IS Case 20:Neuropathic Osteoarthropathy
Imaging Sciences URMC 2008
Publication Date: 2009-05-18
Patient is a 35-year-old female with left foot pain.
AP, oblique and lateral views of the left foot demonstrate severe osteolysis of the forefoot, distal to the mid-tarsal bones. Note diffuse osteopenia, osteophytosis and subchondral cysts of the phalanges, and relative sparing of the mid and hindfoot.
Figure 1A-C: AP (A), oblique (B) and lateral (C) views of the left foot demonstrate severe osteolysis of the forefoot, distal to the mid-tarsal bones. Note diffuse osteopenia, osteophytosis and subchondral cysts of the phalanges, and relative sparing of the mid and hindfoot.
Neuropathic osteoarthropathy describes a destructive process of the bones and joints following a neurosensory deficit. Numerous diseases may result in neuropathic osteoarthropathy, such as diabetes mellitus, syringomyelia, tabes dorsalis, myelomeningocele, alcoholism, multiple sclerosis, amyloidosis and leprosy. Neuropathic osteoarthropathy can affect the upper extremity, spine and lower extremity.
Involvement of the lower extremity is more common than involvement of the upper extremity. In the past, syphilis was the most common cause of lower extremity neuropathic osteoarthropathy, usually involving the knee joint. At present, long standing diabetes mellitus is the most common cause.

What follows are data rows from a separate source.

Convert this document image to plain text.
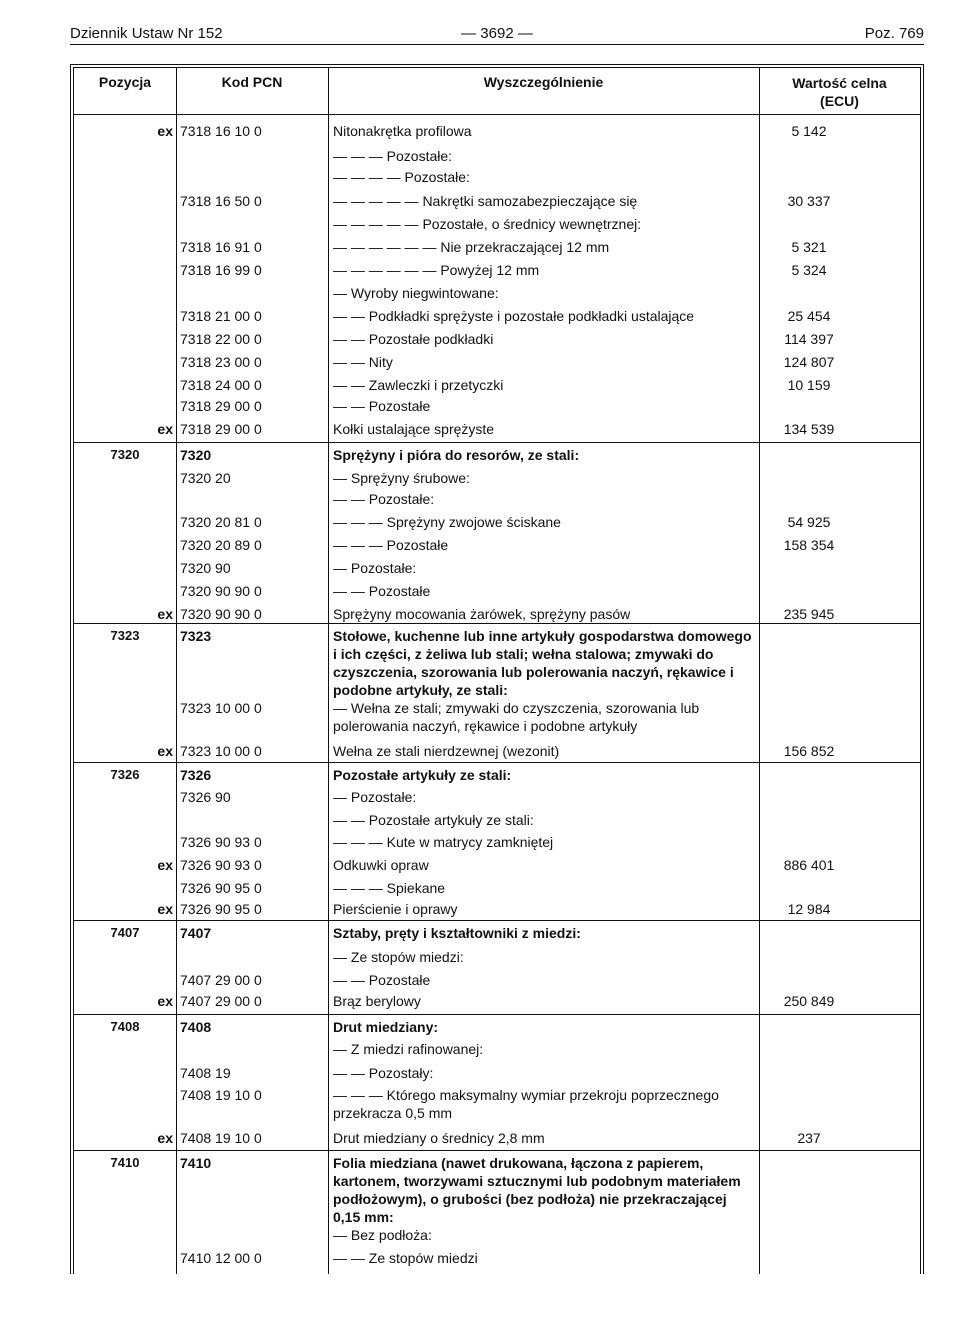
Dziennik Ustaw Nr 152	— 3692 —	Poz. 769
Pozycja	Kod PCN	Wyszczególnienie	Wartość celna
(ECU)
ex 7318 16 10 0	Nitonakrętka profilowa	5 142
— — — Pozostałe:
— — — — Pozostałe:
7318 16 50 0	— — — — — Nakrętki samozabezpieczające się	30 337
— — — — — Pozostałe, o średnicy wewnętrznej:
7318 16 91 0	— — — — — — Nie przekraczającej 12 mm	5 321
7318 16 99 0	— — — — — — Powyżej 12 mm	5 324
— Wyroby niegwintowane:
7318 21 00 0	— — Podkładki sprężyste i pozostałe podkładki ustalające	25 454
7318 22 00 0	— — Pozostałe podkładki	114 397
7318 23 00 0	— — Nity	124 807
7318 24 00 0	— — Zawleczki i przetyczki	10 159
7318 29 00 0	— — Pozostałe
ex 7318 29 00 0	Kołki ustalające sprężyste	134 539
7320	7320	Sprężyny i pióra do resorów, ze stali:
7320 20	— Sprężyny śrubowe:
— — Pozostałe:
7320 20 81 0	— — — Sprężyny zwojowe ściskane	54 925
7320 20 89 0	— — — Pozostałe	158 354
7320 90	— Pozostałe:
7320 90 90 0	— — Pozostałe
ex 7320 90 90 0	Sprężyny mocowania żarówek, sprężyny pasów	235 945
7323	7323	Stołowe, kuchenne lub inne artykuły gospodarstwa domowego i ich części, z żeliwa lub stali; wełna stalowa; zmywaki do czyszczenia, szorowania lub polerowania naczyń, rękawice i podobne artykuły, ze stali:
7323 10 00 0	— Wełna ze stali; zmywaki do czyszczenia, szorowania lub polerowania naczyń, rękawice i podobne artykuły
ex 7323 10 00 0	Wełna ze stali nierdzewnej (wezonit)	156 852
7326	7326	Pozostałe artykuły ze stali:
7326 90	— Pozostałe:
— — Pozostałe artykuły ze stali:
7326 90 93 0	— — — Kute w matrycy zamkniętej
ex 7326 90 93 0	Odkuwki opraw	886 401
7326 90 95 0	— — — Spiekane
ex 7326 90 95 0	Pierścienie i oprawy	12 984
7407	7407	Sztaby, pręty i kształtowniki z miedzi:
— Ze stopów miedzi:
7407 29 00 0	— — Pozostałe
ex 7407 29 00 0	Brąz berylowy	250 849
7408	7408	Drut miedziany:
— Z miedzi rafinowanej:
7408 19	— — Pozostały:
7408 19 10 0	— — — Którego maksymalny wymiar przekroju poprzecznego przekracza 0,5 mm
ex 7408 19 10 0	Drut miedziany o średnicy 2,8 mm	237
7410	7410	Folia miedziana (nawet drukowana, łączona z papierem, kartonem, tworzywami sztucznymi lub podobnym materiałem podłożowym), o grubości (bez podłoża) nie przekraczającej 0,15 mm:
— Bez podłoża:
7410 12 00 0	— — Ze stopów miedzi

Radiologic findings fall into either hypertrophic or atrophic patterns. Classic hypertrophic neuropathy results in bone destruction and proliferative changes. Findings consist of joint destruction, fragmentation, osteosclerosis and osteophytosis.
Atrophic neuropathic osteoarthropathy describes findings of severe osteolysis, giving the appearance of surgical amputation. As in the hypertrophic form, joint disarray and blood effusions are also findings in the atrophic type. Atrophic neuropathic osteoarthropathy is sometimes confused with septic arthritis. Mixed patterns of atrophic and hypertrophic findings may be encountered. Fractures are an uncommon complication of neuropathic osteoarthropathy and may result in bizarre appearing callus formation if left unrecognized. This patient did not have diabetes mellitus, and the cause of the patient’s neuropathic osteoarthropathy is unknown.